मुंबई में महफूज महसूस करता हूं: अमिताभ

These are no doubt newspaper headlines. Full sentences would have “xud ko”.

मैं बुरा क्यों महसूस करता हूँ?

वह शीर्ष पर पहुंचकर बहुत अकेला महसूस कर रहे हैं

जयसूर्या ने कहा कि वे पाकिस्तान में सुरक्षित महसूस कर रहे हैं

In the above sentences there is enough context for “xud ko” to be left out.

इसलिए मैं इस शहर के लोगों के गुस्से व उनके दर्द को महसूस कर सकता हूं

This sentence need not have been included in your list because we have "logoN ke Ghusse aur un ke dard ko)

If you take out "xud ko" in your original sentence, there are at least 10 possibilities that can be applied to the sentence. 

aise meN donoN *---* shaayad maayuus aur akelaa mahsuus kareN

mujhe/hameN/tujhe/tumheN/aap ko/use/unheN/xud ko/kisii ko/sab ko

That's fine tonyspeed SaaHib, if you feel that in Hindi "kis ko" does not need to be answered.. You have asked a question and I have answered it to the best of my ability. Where did your original sentence come from? Was it from some Urdu source?


----------



## tonyspeed

QURESHPOR said:


> इसलिए मैं इस शहर के लोगों के गुस्से व उनके दर्द को महसूस कर सकता हूं
> 
> This sentence need not have been included in your list because we have "logoN ke Ghusse aur un ke dard ko)


Here they are feeling the anger and pain of others.

In the original sentence (aise meN donoN shaayad xud ko maayuus aur akelaa mahsuus kareN.) they are feeling lonely and disapppointed.

The difference I see between the two is that in one they are feeling a noun (anger and pain).
In the original sentence they are feeling adjectives (disapointed and lonely).

So is the key here that the object of mahsus karnaa has to be a noun? That would make a little bit more sense I guess.
I never thought about that aspect. 

So If I said "aise meN donoN shaayad *apni maayuusi aur akelaapan ko* mahsuus kareN." This would be correct without the use of khud ko.


So a more literal translation would be "Both are feelinging/perceiving themselves to be lonely and dissapointed." 

I beleive this is a substantial difference from English "to feel" because English "to feel" preferably operates on adjectives. i.e. "I feel angry." "I feel lonely." "I feel disappointed." but never "I feel loneliness", "I feel disappoinment" or "I feel anger" without the use of some additional participle like "I feel loneliness setting in" or "I feel anger ensuing".


----------



## greatbear

tonyspeed said:


> So If I said "aise meN donoN shaayad *apni maayuusi aur akelaapan ko* mahsuus kareN." This would be correct without the use of khud ko.
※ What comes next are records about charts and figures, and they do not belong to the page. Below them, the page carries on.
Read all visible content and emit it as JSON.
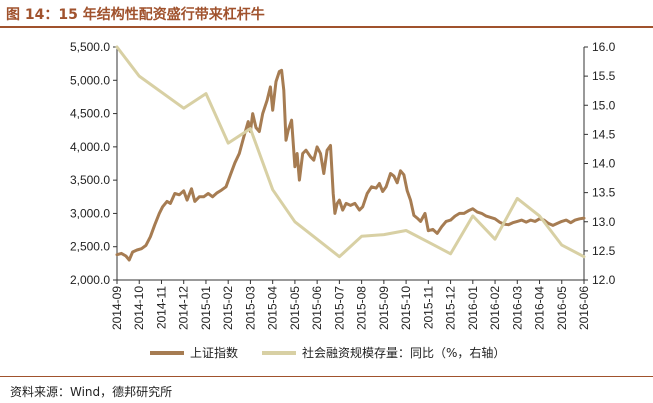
{
  "title": "图 14：15 年结构性配资盛行带来杠杆牛",
  "source": "资料来源：Wind，德邦研究所",
  "chart_data": {
    "type": "line",
    "title": "图 14：15 年结构性配资盛行带来杠杆牛",
    "categories": [
      "2014-09",
      "2014-10",
      "2014-11",
      "2014-12",
      "2015-01",
      "2015-02",
      "2015-03",
      "2015-04",
      "2015-05",
      "2015-06",
      "2015-07",
      "2015-08",
      "2015-09",
      "2015-10",
      "2015-11",
      "2015-12",
      "2016-01",
      "2016-02",
      "2016-03",
      "2016-04",
      "2016-05",
      "2016-06"
    ],
    "y_left": {
      "ticks": [
        "5,500.0",
        "5,000.0",
        "4,500.0",
        "4,000.0",
        "3,500.0",
        "3,000.0",
        "2,500.0",
        "2,000.0"
      ],
      "min": 2000,
      "max": 5500
    },
    "y_right": {
      "ticks": [
        "16.0",
        "15.5",
        "15.0",
        "14.5",
        "14.0",
        "13.5",
        "13.0",
        "12.5",
        "12.0"
      ],
      "min": 12.0,
      "max": 16.0
    },
    "series": [
      {
        "name": "上证指数",
        "axis": "left",
        "color": "#a67c52",
        "points": [
          [
            0.0,
            2380
          ],
          [
            0.2,
            2400
          ],
          [
            0.4,
            2360
          ],
          [
            0.55,
            2300
          ],
          [
            0.7,
            2420
          ],
          [
            0.9,
            2450
          ],
          [
            1.1,
            2470
          ],
          [
            1.3,
            2520
          ],
          [
            1.5,
            2650
          ],
          [
            1.7,
            2830
          ],
          [
            1.9,
            3000
          ],
          [
            2.05,
            3100
          ],
          [
            2.25,
            3180
          ],
          [
            2.4,
            3150
          ],
          [
            2.6,
            3300
          ],
          [
            2.8,
            3280
          ],
          [
            3.0,
            3340
          ],
          [
            3.15,
            3200
          ],
          [
            3.35,
            3370
          ],
          [
            3.5,
            3180
          ],
          [
            3.7,
            3250
          ],
          [
            3.9,
            3250
          ],
          [
            4.1,
            3300
          ],
          [
            4.3,
            3250
          ],
          [
            4.5,
            3310
          ],
          [
            4.7,
            3350
          ],
          [
            4.9,
            3400
          ],
          [
            5.1,
            3580
          ],
          [
            5.3,
            3760
          ],
          [
            5.5,
            3900
          ],
          [
            5.7,
            4150
          ],
          [
            5.9,
            4380
          ],
          [
            6.0,
            4230
          ],
          [
            6.1,
            4500
          ],
          [
            6.25,
            4290
          ],
          [
            6.4,
            4230
          ],
          [
            6.55,
            4500
          ],
          [
            6.75,
            4700
          ],
          [
            6.9,
            4900
          ],
          [
            7.0,
            4550
          ],
          [
            7.15,
            4980
          ],
          [
            7.3,
            5130
          ],
          [
            7.4,
            5150
          ],
          [
            7.5,
            4850
          ],
          [
            7.6,
            4100
          ],
          [
            7.7,
            4250
          ],
          [
            7.85,
            4400
          ],
          [
            8.0,
            3700
          ],
          [
            8.1,
            3900
          ],
          [
            8.2,
            3500
          ],
          [
            8.35,
            3900
          ],
          [
            8.5,
            3950
          ],
          [
            8.7,
            3850
          ],
          [
            8.85,
            3800
          ],
          [
            9.0,
            4000
          ],
          [
            9.15,
            3900
          ],
          [
            9.3,
            3600
          ],
          [
            9.45,
            3950
          ],
          [
            9.6,
            4020
          ],
          [
            9.72,
            3300
          ],
          [
            9.8,
            3000
          ],
          [
            9.9,
            3150
          ],
          [
            10.0,
            3200
          ],
          [
            10.15,
            3050
          ],
          [
            10.3,
            3150
          ],
          [
            10.5,
            3120
          ],
          [
            10.7,
            3150
          ],
          [
            10.9,
            3050
          ],
          [
            11.05,
            3100
          ],
          [
            11.25,
            3300
          ],
          [
            11.45,
            3400
          ],
          [
            11.65,
            3380
          ],
          [
            11.8,
            3450
          ],
          [
            11.95,
            3330
          ],
          [
            12.1,
            3400
          ],
          [
            12.3,
            3600
          ],
          [
            12.45,
            3560
          ],
          [
            12.6,
            3460
          ],
          [
            12.75,
            3640
          ],
          [
            12.9,
            3580
          ],
          [
            13.05,
            3340
          ],
          [
            13.2,
            3200
          ],
          [
            13.35,
            2970
          ],
          [
            13.5,
            2930
          ],
          [
            13.65,
            2880
          ],
          [
            13.85,
            3000
          ],
          [
            14.0,
            2740
          ],
          [
            14.2,
            2760
          ],
          [
            14.4,
            2700
          ],
          [
            14.6,
            2800
          ],
          [
            14.8,
            2880
          ],
          [
            15.0,
            2900
          ],
          [
            15.2,
            2960
          ],
          [
            15.4,
            3000
          ],
          [
            15.6,
            3000
          ],
          [
            15.8,
            3040
          ],
          [
            16.0,
            3070
          ],
          [
            16.2,
            3020
          ],
          [
            16.4,
            3000
          ],
          [
            16.6,
            2960
          ],
          [
            16.8,
            2940
          ],
          [
            17.0,
            2920
          ],
          [
            17.2,
            2870
          ],
          [
            17.4,
            2840
          ],
          [
            17.6,
            2830
          ],
          [
            17.8,
            2860
          ],
          [
            18.0,
            2880
          ],
          [
            18.2,
            2900
          ],
          [
            18.4,
            2870
          ],
          [
            18.6,
            2900
          ],
          [
            18.8,
            2880
          ],
          [
            19.0,
            2920
          ],
          [
            19.2,
            2900
          ],
          [
            19.4,
            2850
          ],
          [
            19.6,
            2820
          ],
          [
            19.8,
            2850
          ],
          [
            20.0,
            2880
          ],
          [
            20.2,
            2900
          ],
          [
            20.4,
            2860
          ],
          [
            20.6,
            2900
          ],
          [
            20.8,
            2920
          ],
          [
            21.0,
            2930
          ]
        ]
      },
      {
        "name": "社会融资规模存量：同比（%，右轴）",
        "axis": "right",
        "color": "#d8d0a4",
        "points": [
          [
            0.0,
            16.0
          ],
          [
            1.0,
            15.5
          ],
          [
            3.0,
            14.95
          ],
          [
            4.0,
            15.2
          ],
          [
            5.0,
            14.35
          ],
          [
            6.0,
            14.6
          ],
          [
            7.0,
            13.55
          ],
          [
            8.0,
            13.0
          ],
          [
            9.0,
            12.7
          ],
          [
            10.0,
            12.4
          ],
          [
            11.0,
            12.75
          ],
          [
            12.0,
            12.78
          ],
          [
            13.0,
            12.85
          ],
          [
            14.0,
            12.65
          ],
          [
            15.0,
            12.45
          ],
          [
            16.0,
            13.1
          ],
          [
            17.0,
            12.7
          ],
          [
            18.0,
            13.4
          ],
          [
            19.0,
            13.1
          ],
          [
            20.0,
            12.6
          ],
          [
            21.0,
            12.4
          ]
        ]
      }
    ]
  }
}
You don't even need "apnii" in the sentence above: it's understood that it's their own loneliness. If you want to specify someone else's, then you may need to include that person's pronoun. Similarly, in your original sentence, the sentence would mean the same even without "khud ko": of course, "khud ko" brings in extra precision, but many people omit it at many times (and include it other times).

Meanwhile, I and many others would say "akelepan" - though "akelaapan" is fine (and maybe recommended/correct?). Also, if I were to use "apnii", I would also use "apne" before "akelepan".


----------



## tonyspeed

greatbear said:


> You don't even need "apnii" in the sentence above: it's understood that it's their own loneliness. If you want to specify someone else's, then you may need to include that person's pronoun. Similarly, in your original sentence, the sentence would mean the same even without "khud ko": of course, "khud ko" brings in extra precision, but many people omit it at many times (and include it other times).
> 
> Meanwhile, I and many others would say "akelepan" - though "akelaapan" is fine (and maybe recommended/correct?). Also, if I were to use "apnii", I would also use "apne" before "akelepan".



bahut shukriya


----------